Ces Français bien installés dans leur boboitude n’ont plus rien à défendre.
Exemple avec cette interview.
LE spécimen parfait : chemisette transparente, collier de perles, gestuelle de diva.
Il nous explique, avec une conviction de néophyte qui vient de découvrir l’oppression, que son combat, c’est démanteler le patriarcat et l’hétéronormativité.
Ces gens-là sont confortables. Vraiment confortables. Appartements dans les beaux quartiers, études payées, jobs dans les médias ou les ONG subventionnées, voyages, restos bio, et tout le confort moderne à portée de main. Et leur seule bataille existentielle ?
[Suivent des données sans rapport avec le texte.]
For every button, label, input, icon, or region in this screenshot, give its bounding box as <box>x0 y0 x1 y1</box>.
Déconstruire les "normes".
Plus de valeurs.
Plus de spiritualité.
Plus d’honneur.
Plus de projet collectif.
Juste cette petite guerre narcissique contre le mâle blanc hétéro qui, soi-disant, les opprime tous les jours.
Mais pour aller où ?
Dans quelle société ?
Un monde où tout est fluide, déconstruit, déconstruit, jusqu’à ce qu’il ne reste plus rien de solide ?
Un pays où la seule identité qui compte, c’est celle qu’on s’invente sur les réseaux ?
Pendant ce temps, le réel avance : insécurité, déclassement, frontières ouvertes, et des mecs qui n’ont aucune intention de "déconstruire" quoi que ce soit.
Ces privilégiés jouent les résistants sur leur canapé.
Le vrai combat, celui qui demande du courage et du sacrifice, ils l’ont abandonné depuis longtemps.
Et après ils s’étonnent que la France se vide de sa substance.